Cependant, l’audience de 45 minutes contenait quelques remarques intéressantes par son seul témoin, Thomas C. Adams, Coordonnateur spécial du Département d’Etat américain pour Haïti. En effet, il a précisé que le rôle central que les États-Unis jouent n’est pas seulement dans les élections à venir, mais dans la supervision des affaires gouvernementales d’Haïti.
Ses propos les plus étonnants se ramènent l’admission catégorique par Adams que Washington et son agence d’exécution budgétaire, le Fonds monétaire international (FMI), supervisent directement la conduite financière du gouvernement haïtien.
Affirmant que la « perception et la réalité de la corruption sont très élevées » et le système de comptabilité haïtienne « pas très transparent », Adams se plaint qu’« Haïti a commencé [sous le régime de Martelly] avec plus de 500 comptes bancaires pour le gouvernement, qui ont été mal utilisées ».

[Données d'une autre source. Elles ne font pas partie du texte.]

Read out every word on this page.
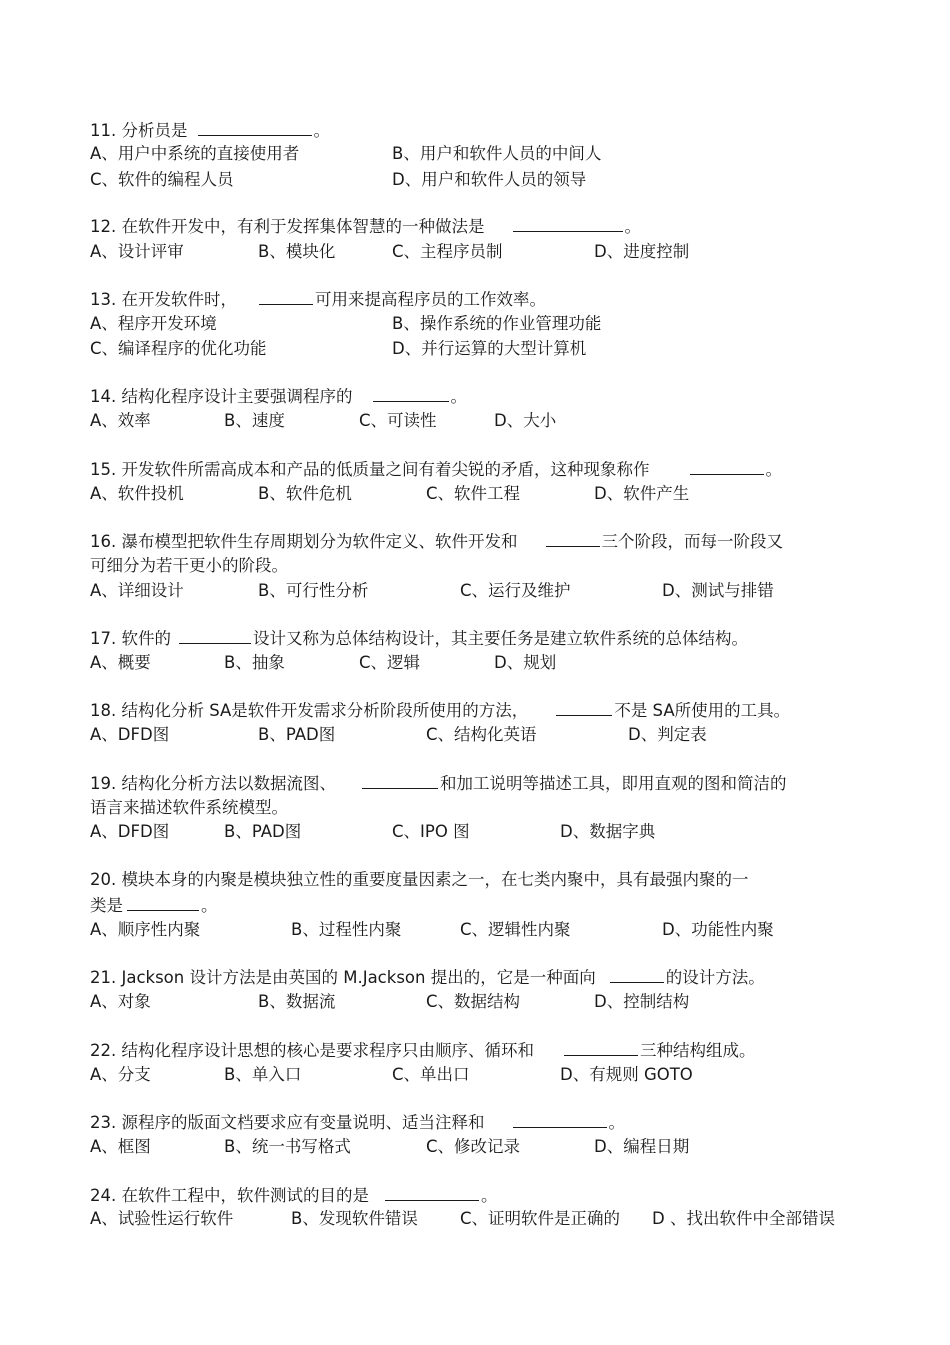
11. 分析员是	。
A、用户中系统的直接使用者	B、用户和软件人员的中间人
C、软件的编程人员	D、用户和软件人员的领导
12. 在软件开发中，有利于发挥集体智慧的一种做法是	。
A、设计评审	B、模块化	C、主程序员制	D、进度控制
13. 在开发软件时，	可用来提高程序员的工作效率。
A、程序开发环境	B、操作系统的作业管理功能
C、编译程序的优化功能	D、并行运算的大型计算机
14. 结构化程序设计主要强调程序的	。
A、效率	B、速度	C、可读性	D、大小
15. 开发软件所需高成本和产品的低质量之间有着尖锐的矛盾，这种现象称作	。
A、软件投机	B、软件危机	C、软件工程	D、软件产生
16. 瀑布模型把软件生存周期划分为软件定义、软件开发和	三个阶段，而每一阶段又
可细分为若干更小的阶段。
A、详细设计	B、可行性分析	C、运行及维护	D、测试与排错
17. 软件的	设计又称为总体结构设计，其主要任务是建立软件系统的总体结构。
A、概要	B、抽象	C、逻辑	D、规划
18. 结构化分析 SA是软件开发需求分析阶段所使用的方法，	不是 SA所使用的工具。
A、DFD图	B、PAD图	C、结构化英语	D、判定表
19. 结构化分析方法以数据流图、	和加工说明等描述工具，即用直观的图和简洁的
语言来描述软件系统模型。
A、DFD图	B、PAD图	C、IPO 图	D、数据字典
20. 模块本身的内聚是模块独立性的重要度量因素之一，在七类内聚中，具有最强内聚的一
类是	。
A、顺序性内聚	B、过程性内聚	C、逻辑性内聚	D、功能性内聚
21. Jackson 设计方法是由英国的 M.Jackson 提出的，它是一种面向	的设计方法。
A、对象	B、数据流	C、数据结构	D、控制结构
22. 结构化程序设计思想的核心是要求程序只由顺序、循环和	三种结构组成。
A、分支	B、单入口	C、单出口	D、有规则 GOTO
23. 源程序的版面文档要求应有变量说明、适当注释和	。
A、框图	B、统一书写格式	C、修改记录	D、编程日期
24. 在软件工程中，软件测试的目的是	。
A、试验性运行软件	B、发现软件错误	C、证明软件是正确的 D 、找出软件中全部错误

Sauf que, l’ancien « premier ministre [Laurent] Lamothe [qui a démissionné en Décembre] dernier était d’accord avec nous pour faire quelque chose à ce sujet » en concluant un arrangement avec Washington selon lequel « nous aurons un conseiller du [Département de la] Trésorerie [US] travailler sur cette affaire avec le FMI pour réduire le [nombre de] comptes et de mettre en place des unités comptables dans chaque ministère, et que ça marche assez bien maintenant ».
Ainsi, tout comme sous l’occupation des Marines US de 1915-1934 (dont on va marquer le centenaire le 28 juillet), en Haïti aujourd’hui il y a encore des superviseurs américains qui veillent sur les affaires gouvernementales haïtiennes.
Adams a également expliqué que « parfois ce [régime sous occupation étrangère] est au point mort parce que beaucoup de gens du pays détestent la supervision. Cependant à un des moments critiques, le premier ministre [Lamothe] est venu et a réuni tous les ministres et leur a demandé “d’obéir.”
Adams a également fait quelques remarques révélatrices sur les prochaines élections à savoir : « Comme la planification électorale continue », a-t-il dit, « les Etats-Unis soutiennent le CEP, les Nations Unies, l’OEA [Organisation des États américains] et le Gouvernement d’Haïti (y compris sa police nationale) dans leurs efforts pour coordonner et exécuter avec succès les élections ». D’une manière très nuancée, il a placé le CEP, seule et indépendante autorité électorale d’Haïti, sur un pied d’égalité avec deux organismes étrangers et un gouvernement partisan corrompu dans «l’exécution» des élections.
Adams a poursuivi pour dire: « Permettez-moi de souligner que les Etats-Unis n’ont pas de candidats ces élections et ne supporteront aucun candidat ou groupe de candidats ».
« Est-ce que l’administration croit que le Président Martelly est capable d’administrer des élections libres et honnêtes pour le peuple haïtien, et croyez-vous qu’il va se retirer après l’élection du prochain président d’Haïti? » a demandé Rubio.
Adams a répondu que le CEP « a démarré en retard en raison d’une impasse politique » et maintenant « ils jouent un peu de rattrapage, mais je pense qu’ils sont sur la bonne voie pour tenir le premier tour des élections le 9 août, et nous les soutenons certainement dans cet effort ».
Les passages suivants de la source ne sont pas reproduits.